La demanderesse ne saurait invoquer d’éventuelles difficultés liées à l’impossibilité de disposer du matériel listé à l’article 4 du protocole transactionnel, dès lors que la reprise dudit matériel est conditionnée au paiement des sommes mises à sa charge au titre du même protocole, ce qu’elle s’est abstenue de faire.
Dès lors la demande de délais de paiement sera rejetée.
Sur les mesures accessoires
Sur les dépens
Aux termes de l’article 696 du code de procédure civile, la partie perdante est condamnée aux dépens, à moins que le juge, par décision motivée, n’en mette la totalité ou une fraction à la charge d’une autre partie.
En l’espèce, partie perdante, la SELARL [R] Ophtalmologie sera condamnée aux dépens.
Sur les frais irrépétibles
Aux termes de l’article 700 du code de procédure civile, le juge condamne la partie tenue aux dépens ou qui perd son procès à payer à l’autre partie la somme qu’il détermine, au titre des frais exposés et non compris dans les dépens. Dans tous les cas, le juge tient compte de l’équité ou de la situation économique de la partie condamnée. Il peut, même d’office, pour des raisons tirées des mêmes considérations, dire qu’il n’y a pas lieu à ces condamnations.

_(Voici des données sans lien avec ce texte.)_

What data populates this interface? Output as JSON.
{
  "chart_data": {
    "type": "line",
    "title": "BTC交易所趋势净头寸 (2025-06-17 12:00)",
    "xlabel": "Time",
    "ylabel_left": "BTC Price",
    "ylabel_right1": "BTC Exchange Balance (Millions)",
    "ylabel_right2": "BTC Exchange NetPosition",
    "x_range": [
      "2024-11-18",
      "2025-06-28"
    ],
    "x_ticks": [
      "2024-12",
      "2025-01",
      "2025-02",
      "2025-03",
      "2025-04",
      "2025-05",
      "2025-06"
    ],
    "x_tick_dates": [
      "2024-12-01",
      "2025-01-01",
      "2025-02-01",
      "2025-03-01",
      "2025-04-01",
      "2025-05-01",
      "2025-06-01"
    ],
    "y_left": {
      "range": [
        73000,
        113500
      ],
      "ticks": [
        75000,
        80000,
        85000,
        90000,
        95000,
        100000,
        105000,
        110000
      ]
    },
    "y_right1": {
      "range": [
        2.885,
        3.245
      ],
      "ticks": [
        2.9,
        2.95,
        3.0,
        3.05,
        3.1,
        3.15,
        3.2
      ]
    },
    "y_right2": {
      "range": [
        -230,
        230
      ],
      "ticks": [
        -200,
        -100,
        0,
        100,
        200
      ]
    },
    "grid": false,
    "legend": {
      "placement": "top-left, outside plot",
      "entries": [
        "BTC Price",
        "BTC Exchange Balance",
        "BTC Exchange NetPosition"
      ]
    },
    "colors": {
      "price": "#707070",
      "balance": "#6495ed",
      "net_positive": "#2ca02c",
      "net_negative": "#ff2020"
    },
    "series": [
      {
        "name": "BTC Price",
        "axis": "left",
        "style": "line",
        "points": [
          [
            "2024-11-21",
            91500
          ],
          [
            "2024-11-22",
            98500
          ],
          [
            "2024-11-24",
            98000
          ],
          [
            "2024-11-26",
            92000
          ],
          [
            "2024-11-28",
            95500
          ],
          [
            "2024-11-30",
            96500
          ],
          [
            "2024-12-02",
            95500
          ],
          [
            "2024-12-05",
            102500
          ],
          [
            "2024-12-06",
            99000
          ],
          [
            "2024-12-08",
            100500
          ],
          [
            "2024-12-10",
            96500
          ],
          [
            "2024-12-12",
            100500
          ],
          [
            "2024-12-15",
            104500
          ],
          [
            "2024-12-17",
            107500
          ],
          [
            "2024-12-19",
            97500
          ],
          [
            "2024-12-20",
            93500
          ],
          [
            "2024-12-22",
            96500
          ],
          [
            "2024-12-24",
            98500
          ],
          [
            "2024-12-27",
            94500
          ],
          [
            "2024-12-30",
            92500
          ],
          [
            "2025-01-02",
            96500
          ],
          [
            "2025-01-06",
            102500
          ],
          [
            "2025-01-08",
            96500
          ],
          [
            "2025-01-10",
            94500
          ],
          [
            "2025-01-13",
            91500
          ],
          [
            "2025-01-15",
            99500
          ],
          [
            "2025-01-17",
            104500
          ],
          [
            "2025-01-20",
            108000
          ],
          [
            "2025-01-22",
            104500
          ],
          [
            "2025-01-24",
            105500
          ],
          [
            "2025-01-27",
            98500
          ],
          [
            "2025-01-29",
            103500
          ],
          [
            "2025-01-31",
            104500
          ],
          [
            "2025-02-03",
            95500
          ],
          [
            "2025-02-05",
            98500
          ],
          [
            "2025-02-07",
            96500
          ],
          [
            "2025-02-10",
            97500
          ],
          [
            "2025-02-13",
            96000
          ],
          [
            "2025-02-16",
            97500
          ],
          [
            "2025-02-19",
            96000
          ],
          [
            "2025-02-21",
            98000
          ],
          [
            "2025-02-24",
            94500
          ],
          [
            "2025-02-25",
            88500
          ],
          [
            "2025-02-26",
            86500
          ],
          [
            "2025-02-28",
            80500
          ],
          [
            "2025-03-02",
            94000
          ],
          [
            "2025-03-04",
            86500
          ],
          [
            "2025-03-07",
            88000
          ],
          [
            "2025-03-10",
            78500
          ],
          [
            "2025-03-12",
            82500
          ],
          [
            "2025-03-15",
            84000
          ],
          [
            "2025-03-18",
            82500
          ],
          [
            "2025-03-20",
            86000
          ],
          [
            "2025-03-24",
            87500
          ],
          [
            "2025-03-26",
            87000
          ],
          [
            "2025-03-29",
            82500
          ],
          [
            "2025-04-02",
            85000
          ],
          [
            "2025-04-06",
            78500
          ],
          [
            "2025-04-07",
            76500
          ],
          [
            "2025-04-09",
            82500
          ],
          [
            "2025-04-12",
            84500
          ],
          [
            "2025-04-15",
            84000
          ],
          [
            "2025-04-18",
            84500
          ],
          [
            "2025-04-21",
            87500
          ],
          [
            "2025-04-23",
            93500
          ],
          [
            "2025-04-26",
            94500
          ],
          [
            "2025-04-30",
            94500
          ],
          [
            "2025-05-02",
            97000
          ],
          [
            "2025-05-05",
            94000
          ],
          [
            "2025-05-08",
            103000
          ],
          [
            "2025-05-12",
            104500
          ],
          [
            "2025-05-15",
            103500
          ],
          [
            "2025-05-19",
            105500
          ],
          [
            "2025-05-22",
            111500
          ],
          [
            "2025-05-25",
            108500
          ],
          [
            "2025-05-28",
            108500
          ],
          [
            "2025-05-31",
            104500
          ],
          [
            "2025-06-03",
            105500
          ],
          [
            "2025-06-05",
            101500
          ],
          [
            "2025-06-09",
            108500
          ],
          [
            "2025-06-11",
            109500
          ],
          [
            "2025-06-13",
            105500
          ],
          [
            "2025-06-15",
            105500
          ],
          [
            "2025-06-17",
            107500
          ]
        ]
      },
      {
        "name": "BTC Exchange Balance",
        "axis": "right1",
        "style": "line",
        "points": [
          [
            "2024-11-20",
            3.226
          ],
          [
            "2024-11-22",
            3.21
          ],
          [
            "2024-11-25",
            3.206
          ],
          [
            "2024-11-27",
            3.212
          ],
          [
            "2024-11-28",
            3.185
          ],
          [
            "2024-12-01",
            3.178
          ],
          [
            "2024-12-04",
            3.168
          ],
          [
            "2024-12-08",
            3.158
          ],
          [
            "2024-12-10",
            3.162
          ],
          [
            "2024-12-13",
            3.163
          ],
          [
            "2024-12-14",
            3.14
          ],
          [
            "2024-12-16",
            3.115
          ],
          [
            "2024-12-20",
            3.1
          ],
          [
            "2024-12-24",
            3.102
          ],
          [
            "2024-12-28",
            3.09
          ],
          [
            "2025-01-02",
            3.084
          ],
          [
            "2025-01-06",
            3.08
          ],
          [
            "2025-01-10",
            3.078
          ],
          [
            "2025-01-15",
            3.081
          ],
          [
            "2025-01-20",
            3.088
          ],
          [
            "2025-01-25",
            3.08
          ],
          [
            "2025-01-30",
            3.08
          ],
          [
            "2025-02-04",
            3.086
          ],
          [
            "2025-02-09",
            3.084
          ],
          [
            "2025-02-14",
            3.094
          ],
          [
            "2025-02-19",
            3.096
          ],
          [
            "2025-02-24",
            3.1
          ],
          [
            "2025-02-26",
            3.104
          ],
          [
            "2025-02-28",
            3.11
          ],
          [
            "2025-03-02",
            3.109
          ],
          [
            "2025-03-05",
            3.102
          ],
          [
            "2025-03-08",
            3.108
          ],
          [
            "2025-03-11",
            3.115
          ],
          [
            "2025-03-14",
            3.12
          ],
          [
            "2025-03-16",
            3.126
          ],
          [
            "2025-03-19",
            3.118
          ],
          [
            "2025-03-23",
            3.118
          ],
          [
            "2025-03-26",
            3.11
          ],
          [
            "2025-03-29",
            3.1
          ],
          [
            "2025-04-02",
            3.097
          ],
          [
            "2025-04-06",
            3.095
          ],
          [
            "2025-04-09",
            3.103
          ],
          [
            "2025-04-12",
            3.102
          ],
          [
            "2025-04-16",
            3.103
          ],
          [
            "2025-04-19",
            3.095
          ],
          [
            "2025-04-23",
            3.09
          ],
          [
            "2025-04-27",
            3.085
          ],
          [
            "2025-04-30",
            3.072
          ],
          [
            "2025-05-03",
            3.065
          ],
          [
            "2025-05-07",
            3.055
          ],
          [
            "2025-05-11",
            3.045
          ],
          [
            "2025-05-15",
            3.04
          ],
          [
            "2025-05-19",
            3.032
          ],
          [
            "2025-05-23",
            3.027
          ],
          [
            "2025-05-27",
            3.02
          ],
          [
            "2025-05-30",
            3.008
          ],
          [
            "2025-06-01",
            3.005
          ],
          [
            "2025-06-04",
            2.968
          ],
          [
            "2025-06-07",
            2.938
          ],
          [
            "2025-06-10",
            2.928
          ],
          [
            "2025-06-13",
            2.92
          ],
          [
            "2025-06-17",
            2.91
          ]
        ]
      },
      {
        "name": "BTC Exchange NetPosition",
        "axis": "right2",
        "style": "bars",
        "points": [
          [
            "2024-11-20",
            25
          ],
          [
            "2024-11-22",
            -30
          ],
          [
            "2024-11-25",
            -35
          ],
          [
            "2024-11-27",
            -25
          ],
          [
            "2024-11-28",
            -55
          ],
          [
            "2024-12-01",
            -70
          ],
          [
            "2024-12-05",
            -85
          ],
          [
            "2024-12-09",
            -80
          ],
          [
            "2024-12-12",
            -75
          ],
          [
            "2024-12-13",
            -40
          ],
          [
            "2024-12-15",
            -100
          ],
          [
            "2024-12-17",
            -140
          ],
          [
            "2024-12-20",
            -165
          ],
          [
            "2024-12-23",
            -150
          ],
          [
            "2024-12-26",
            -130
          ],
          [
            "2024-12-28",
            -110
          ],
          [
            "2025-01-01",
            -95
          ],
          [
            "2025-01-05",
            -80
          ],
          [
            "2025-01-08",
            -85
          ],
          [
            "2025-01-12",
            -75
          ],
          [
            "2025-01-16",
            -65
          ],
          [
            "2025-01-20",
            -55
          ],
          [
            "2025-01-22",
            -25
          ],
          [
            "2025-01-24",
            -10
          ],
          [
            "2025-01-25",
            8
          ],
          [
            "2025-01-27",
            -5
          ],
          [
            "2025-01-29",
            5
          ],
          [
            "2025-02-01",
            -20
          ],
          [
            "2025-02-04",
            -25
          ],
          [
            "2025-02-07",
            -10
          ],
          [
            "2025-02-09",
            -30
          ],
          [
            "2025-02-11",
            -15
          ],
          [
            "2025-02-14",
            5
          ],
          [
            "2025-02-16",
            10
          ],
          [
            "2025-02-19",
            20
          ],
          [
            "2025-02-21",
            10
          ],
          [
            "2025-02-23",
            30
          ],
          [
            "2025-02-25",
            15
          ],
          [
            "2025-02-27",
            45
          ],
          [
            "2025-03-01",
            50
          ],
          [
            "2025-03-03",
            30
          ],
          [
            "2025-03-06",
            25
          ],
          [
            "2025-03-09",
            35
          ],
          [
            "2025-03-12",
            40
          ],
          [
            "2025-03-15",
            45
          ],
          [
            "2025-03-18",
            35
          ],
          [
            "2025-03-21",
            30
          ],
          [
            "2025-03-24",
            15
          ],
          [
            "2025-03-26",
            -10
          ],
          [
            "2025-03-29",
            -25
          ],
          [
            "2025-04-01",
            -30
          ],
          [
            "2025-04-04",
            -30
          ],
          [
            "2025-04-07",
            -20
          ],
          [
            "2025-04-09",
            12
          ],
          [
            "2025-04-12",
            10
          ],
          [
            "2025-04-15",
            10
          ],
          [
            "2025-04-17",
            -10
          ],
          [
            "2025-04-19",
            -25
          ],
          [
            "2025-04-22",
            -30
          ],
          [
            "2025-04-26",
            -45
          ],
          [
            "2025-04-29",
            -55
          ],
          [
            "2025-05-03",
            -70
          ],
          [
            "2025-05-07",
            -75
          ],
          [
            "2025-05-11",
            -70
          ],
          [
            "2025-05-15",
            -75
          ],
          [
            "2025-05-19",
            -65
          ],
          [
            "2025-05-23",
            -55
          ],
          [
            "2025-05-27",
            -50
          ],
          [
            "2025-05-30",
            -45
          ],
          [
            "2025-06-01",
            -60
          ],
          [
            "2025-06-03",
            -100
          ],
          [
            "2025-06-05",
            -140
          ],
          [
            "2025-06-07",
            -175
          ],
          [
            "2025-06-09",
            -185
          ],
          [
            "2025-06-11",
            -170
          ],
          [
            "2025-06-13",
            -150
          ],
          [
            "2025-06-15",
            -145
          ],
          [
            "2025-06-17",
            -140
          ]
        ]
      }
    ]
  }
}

Partie perdante, la SELARL [R] Ophtalmologie ne peut prétendre au bénéfice de ces dispositions. Sa demande sera en conséquence rejetée.

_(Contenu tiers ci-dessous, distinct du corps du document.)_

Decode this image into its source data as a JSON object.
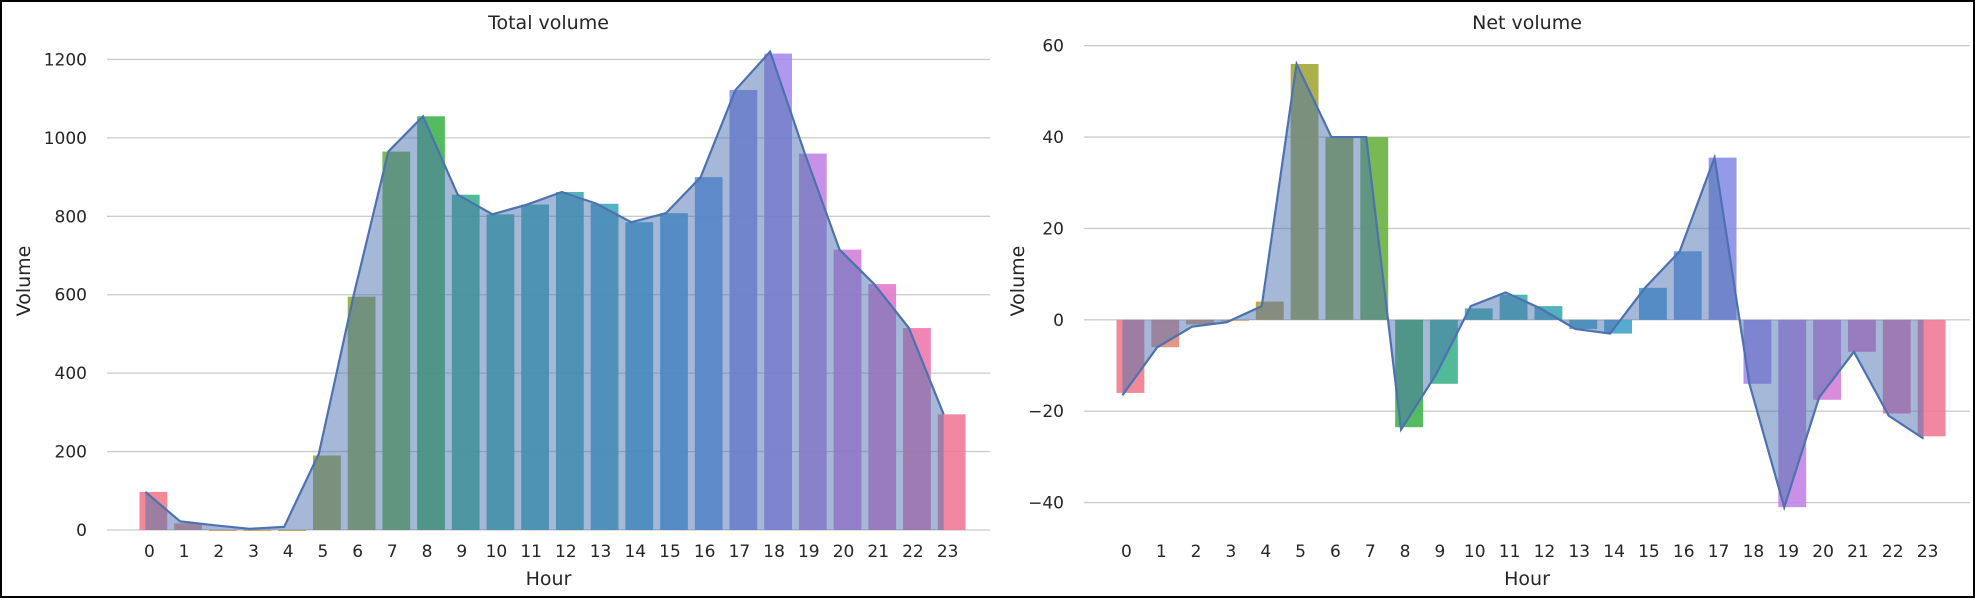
{
  "chart_data": [
    {
      "type": "bar",
      "title": "Total volume",
      "xlabel": "Hour",
      "ylabel": "Volume",
      "categories": [
        "0",
        "1",
        "2",
        "3",
        "4",
        "5",
        "6",
        "7",
        "8",
        "9",
        "10",
        "11",
        "12",
        "13",
        "14",
        "15",
        "16",
        "17",
        "18",
        "19",
        "20",
        "21",
        "22",
        "23"
      ],
      "values": [
        97,
        17,
        0,
        0,
        0,
        190,
        595,
        965,
        1055,
        855,
        805,
        830,
        862,
        832,
        785,
        808,
        900,
        1122,
        1215,
        960,
        715,
        627,
        515,
        295
      ],
      "line": [
        97,
        22,
        12,
        3,
        8,
        195,
        598,
        965,
        1055,
        855,
        805,
        830,
        862,
        832,
        785,
        808,
        900,
        1122,
        1220,
        960,
        715,
        627,
        515,
        295
      ],
      "ylim": [
        0,
        1270
      ],
      "yticks": [
        0,
        200,
        400,
        600,
        800,
        1000,
        1200
      ],
      "grid": "horizontal",
      "colors": [
        "#f07c8c",
        "#e58a7b",
        "#db9260",
        "#d1a05a",
        "#bba03a",
        "#a4a63a",
        "#8eab3a",
        "#6ab13e",
        "#42b44f",
        "#3fb28c",
        "#3eafa0",
        "#3eadad",
        "#3faab5",
        "#40a8bf",
        "#43a3c9",
        "#4b9fd4",
        "#6499e0",
        "#8a8ee7",
        "#a78bec",
        "#c285e4",
        "#d57fd8",
        "#e27ac9",
        "#ee79ae",
        "#f17a98"
      ]
    },
    {
      "type": "bar",
      "title": "Net volume",
      "xlabel": "Hour",
      "ylabel": "Volume",
      "categories": [
        "0",
        "1",
        "2",
        "3",
        "4",
        "5",
        "6",
        "7",
        "8",
        "9",
        "10",
        "11",
        "12",
        "13",
        "14",
        "15",
        "16",
        "17",
        "18",
        "19",
        "20",
        "21",
        "22",
        "23"
      ],
      "values": [
        -16,
        -6,
        -1,
        0,
        4,
        56,
        40,
        40,
        -23.5,
        -14,
        2.5,
        5.5,
        3,
        -2,
        -3,
        7,
        15,
        35.5,
        -14,
        -41,
        -17.5,
        -7,
        -20.5,
        -25.5
      ],
      "line": [
        -16.5,
        -6,
        -1.5,
        -0.5,
        3,
        56,
        40,
        40,
        -24,
        -12,
        3,
        6,
        2.5,
        -2,
        -3,
        7,
        15,
        35.5,
        -14,
        -41,
        -17,
        -7,
        -21,
        -26
      ],
      "ylim": [
        -46,
        63
      ],
      "yticks": [
        -40,
        -20,
        0,
        20,
        40,
        60
      ],
      "grid": "horizontal",
      "colors": [
        "#f07c8c",
        "#e58a7b",
        "#db9260",
        "#d1a05a",
        "#bba03a",
        "#a4a63a",
        "#8eab3a",
        "#6ab13e",
        "#42b44f",
        "#3fb28c",
        "#3eafa0",
        "#3eadad",
        "#3faab5",
        "#40a8bf",
        "#43a3c9",
        "#4b9fd4",
        "#6499e0",
        "#8a8ee7",
        "#a78bec",
        "#c285e4",
        "#d57fd8",
        "#e27ac9",
        "#ee79ae",
        "#f17a98"
      ]
    }
  ]
}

Il serait en outre inéquitable de laisser à la charge de la SAS VL12/10 les frais qu’elle a été contrainte d’exposer dans le cadre de la présente instance. La SELARL [R] Ophtalmologie sera ainsi condamnée à lui verser la somme de 2.500 euros au titre des frais irrépétibles.

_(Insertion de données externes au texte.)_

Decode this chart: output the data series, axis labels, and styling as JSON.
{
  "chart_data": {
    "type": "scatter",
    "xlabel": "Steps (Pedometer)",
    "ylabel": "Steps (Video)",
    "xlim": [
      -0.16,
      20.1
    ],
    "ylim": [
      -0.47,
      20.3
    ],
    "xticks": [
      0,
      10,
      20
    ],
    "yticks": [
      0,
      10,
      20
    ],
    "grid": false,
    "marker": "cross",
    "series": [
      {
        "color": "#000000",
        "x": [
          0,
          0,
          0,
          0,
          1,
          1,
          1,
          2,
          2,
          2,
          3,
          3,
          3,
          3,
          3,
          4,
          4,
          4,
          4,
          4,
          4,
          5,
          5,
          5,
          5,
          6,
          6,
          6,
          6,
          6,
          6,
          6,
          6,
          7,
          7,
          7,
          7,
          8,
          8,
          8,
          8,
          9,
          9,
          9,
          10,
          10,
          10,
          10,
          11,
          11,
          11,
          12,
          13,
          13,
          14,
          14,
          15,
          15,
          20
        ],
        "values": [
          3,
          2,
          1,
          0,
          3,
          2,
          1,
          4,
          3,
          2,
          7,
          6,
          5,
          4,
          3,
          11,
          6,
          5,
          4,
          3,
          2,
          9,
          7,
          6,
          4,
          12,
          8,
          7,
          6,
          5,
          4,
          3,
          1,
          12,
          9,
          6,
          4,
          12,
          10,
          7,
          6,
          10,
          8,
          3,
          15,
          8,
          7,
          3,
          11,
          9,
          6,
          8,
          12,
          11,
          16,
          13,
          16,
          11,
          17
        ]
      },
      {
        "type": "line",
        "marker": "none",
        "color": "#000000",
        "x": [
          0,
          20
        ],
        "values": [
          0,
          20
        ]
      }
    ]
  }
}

Sur l’exécution provisoire
Il sera rappelé que la présente décision est exécutoire de plein droit.
PAR CES MOTIFS
Le juge de l’exécution, statuant par jugement contradictoire, en premier ressort et mis à disposition au greffe,
DECLARE RECEVABLE la contestation élevée par la SELARL [R] Ophtalmologie à l’encontre de la saisie-attribution pratiquée le 03 juin 2025 ;
DEBOUTE la SELARL [R] Ophtalmologie de sa demande à fins de mainlevée de cette saisie-attribution ;
DEBOUTE la SELARL [R] Ophtalmologie de sa demande de délais de paiement ;
CONDAMNE la SELARL [R] Ophtalmologie aux dépens ;
DEBOUTE la SELARL [R] Ophtalmologie de sa demande au titre de l’article 700 du code de procédure civile ;
Ainsi Jugé et prononcé les jour, mois et an susdits et ont signé après lecture faite le Juge et le Greffier.